Once or twice a week after lunch, Chappie visits his longtime friend William “Billy Bob” Toadvine at an assisted living home just outside of town.  Billy Bob, 82, has been in and out of the facility since injuring himself when he fell off the top of a hay baler last year. The nurses here get the same ribbing from Chappie that the waitresses at the restaurant do. As Chappie passes by the nurse’s station where several employees are gathered, he smirks and stops to zing them with, “Y’all ain’t got nothing to do today?” 

He has been a farmer for his entire life. It is all he’s ever wanted to do, but after 60 years of hard labor and six surgeries, he is unable to do much in the way of daily chores himself. He still oversees his soybean and corn crops, and cattle, but this might be his last year of farming.  He recently signed a lease with a renewable energy company that will put solar panels on the last 200 acres he owns. 
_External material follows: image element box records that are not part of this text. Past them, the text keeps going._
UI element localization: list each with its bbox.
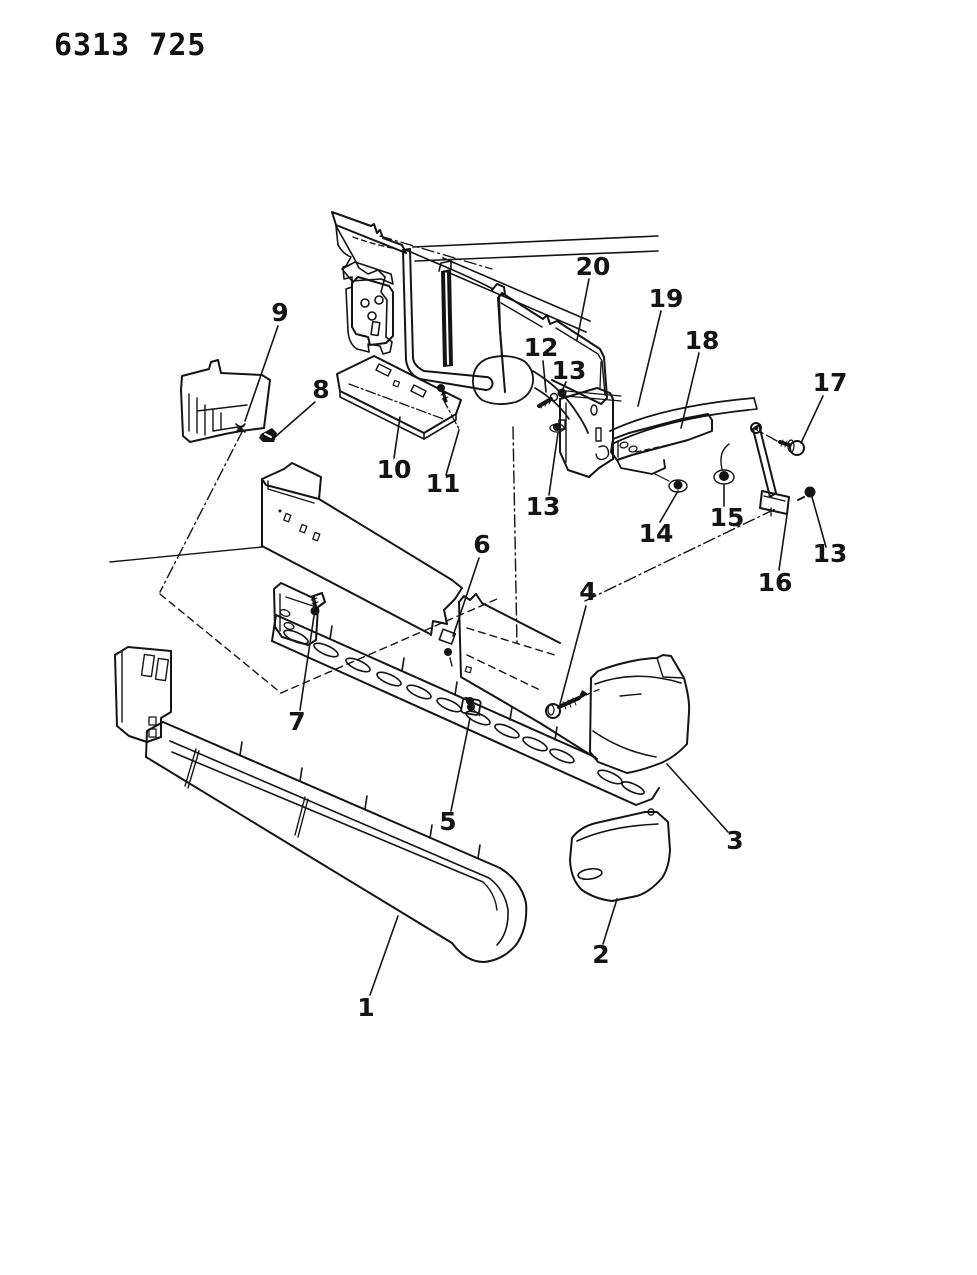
mount-bracket-plate [537, 361, 622, 478]
callout-20: 20 [576, 252, 611, 281]
callout-4: 4 [579, 577, 596, 606]
clip-6 [438, 628, 457, 667]
callout-5-leader [450, 717, 471, 812]
callout-13: 13 [813, 539, 848, 568]
callout-13: 13 [552, 356, 587, 385]
callout-15: 15 [710, 503, 745, 532]
callout-14-leader [659, 490, 679, 523]
callout-12: 12 [524, 333, 559, 362]
bumper-bar-1 [114, 646, 528, 963]
end-cap-3 [589, 654, 691, 774]
callout-16: 16 [758, 568, 793, 597]
callout-10: 10 [377, 455, 412, 484]
callout-19: 19 [649, 284, 684, 313]
callout-6-leader [452, 557, 480, 637]
callout-13-leader [561, 381, 567, 392]
clip-5 [460, 697, 482, 717]
nut-15 [713, 443, 735, 485]
splash-shield-9 [180, 359, 271, 443]
callout-16-leader [778, 514, 788, 571]
callout-2: 2 [592, 940, 609, 969]
callout-10-leader [393, 416, 401, 459]
callout-3-leader [666, 763, 729, 833]
callout-3: 3 [726, 826, 743, 855]
callout-11: 11 [426, 469, 461, 498]
callout-8: 8 [312, 375, 329, 404]
callout-9: 9 [271, 298, 288, 327]
callout-18-leader [680, 352, 700, 429]
callout-1-leader [369, 915, 399, 996]
sill-plate-10 [336, 355, 462, 440]
callout-7: 7 [288, 707, 305, 736]
callout-4-leader [559, 605, 587, 705]
clip-8 [259, 428, 277, 442]
bolt-17 [756, 429, 805, 456]
support-arm-18 [610, 413, 713, 482]
callout-17: 17 [813, 368, 848, 397]
callout-1: 1 [357, 993, 374, 1022]
screw-12 [537, 397, 553, 408]
reference-lines [159, 398, 776, 694]
callout-13-leader [811, 496, 827, 548]
callout-12-leader [542, 360, 547, 393]
end-cap-2 [569, 808, 671, 902]
bolt-11 [437, 384, 449, 403]
callout-18: 18 [685, 326, 720, 355]
reinforcement-bar [109, 462, 463, 636]
bolt-4 [545, 688, 601, 719]
figure-number: 6313 725 [54, 28, 207, 63]
slotted-face-bar [271, 614, 660, 806]
callout-2-leader [602, 898, 618, 945]
mid-bar-bracket [273, 582, 326, 646]
callout-8-leader [274, 401, 316, 438]
nut-13-left [553, 423, 561, 431]
callout-6: 6 [473, 530, 490, 559]
callout-17-leader [800, 395, 824, 444]
callout-7-leader [299, 615, 315, 711]
link-16 [750, 422, 790, 517]
body-structure [331, 211, 758, 445]
callout-13: 13 [526, 492, 561, 521]
callout-20-leader [576, 278, 590, 341]
callout-5: 5 [439, 807, 456, 836]
bolt-13-right [797, 486, 816, 501]
callout-9-leader [244, 325, 279, 422]
callout-11-leader [445, 429, 460, 476]
bolt-13-upper [557, 388, 567, 398]
callout-13-leader [548, 432, 559, 496]
callout-19-leader [637, 310, 662, 407]
callout-14: 14 [639, 519, 674, 548]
Chappie's retirement from farming, and his wife's death, have brought big changes to his daily routines. He lives alone now, and time can stretch out in front of a television set. Social outings are important to him.

His friends and the waitresses at Biancke’s, the ones who notice if he isn't there, are often the best part of his day.

When Chappie drives his Kubota into the cow pasture, he is quickly surrounded by the naturally curious animals.
Chappie unhooks the electrical fencing that surrounds the cow pasture so he can drive through the field. He's unable to walk very far so he always needs to use the Kubota or his old pickup truck to get around his property.
Biancke's Restaurant on Main Street in Cynthiana is where Chappie goes for his two meals of the day, every day of the week.
Chappie speaks with his friends and fellow cattle farmers Lowell Clifford and Paul Tucker during lunch at Biancke's Restaurant.
Cathy Bowman has been a waitress at Biancke's Restaurant for 30 years. She has Chappie's phone number memorized, and if he doesn't show up by his usual lunchtime, she calls him to be sure everything is OK.
A black and white photo of Chappie and his late wife, Rachel, hangs over his usual table in Biancke's.
When Chappie goes to visit his friend William "Billy Bob" Toadvale at an assisted living facility right outside of Cynthina, he stops to say hello to the many residents he knows. When passing staff ask him how he's doing, he replies, "Just like an old man, honey."
Chappie visits his friend Billy Bob, who has been in and out of nursing care several times in the past year since he fell off the top of a hay baler he was attempting to fix.
Since Chappie's wife died and he largely retired from farming, this recliner is where he spends a lot of time when he isn't out visiting with friends.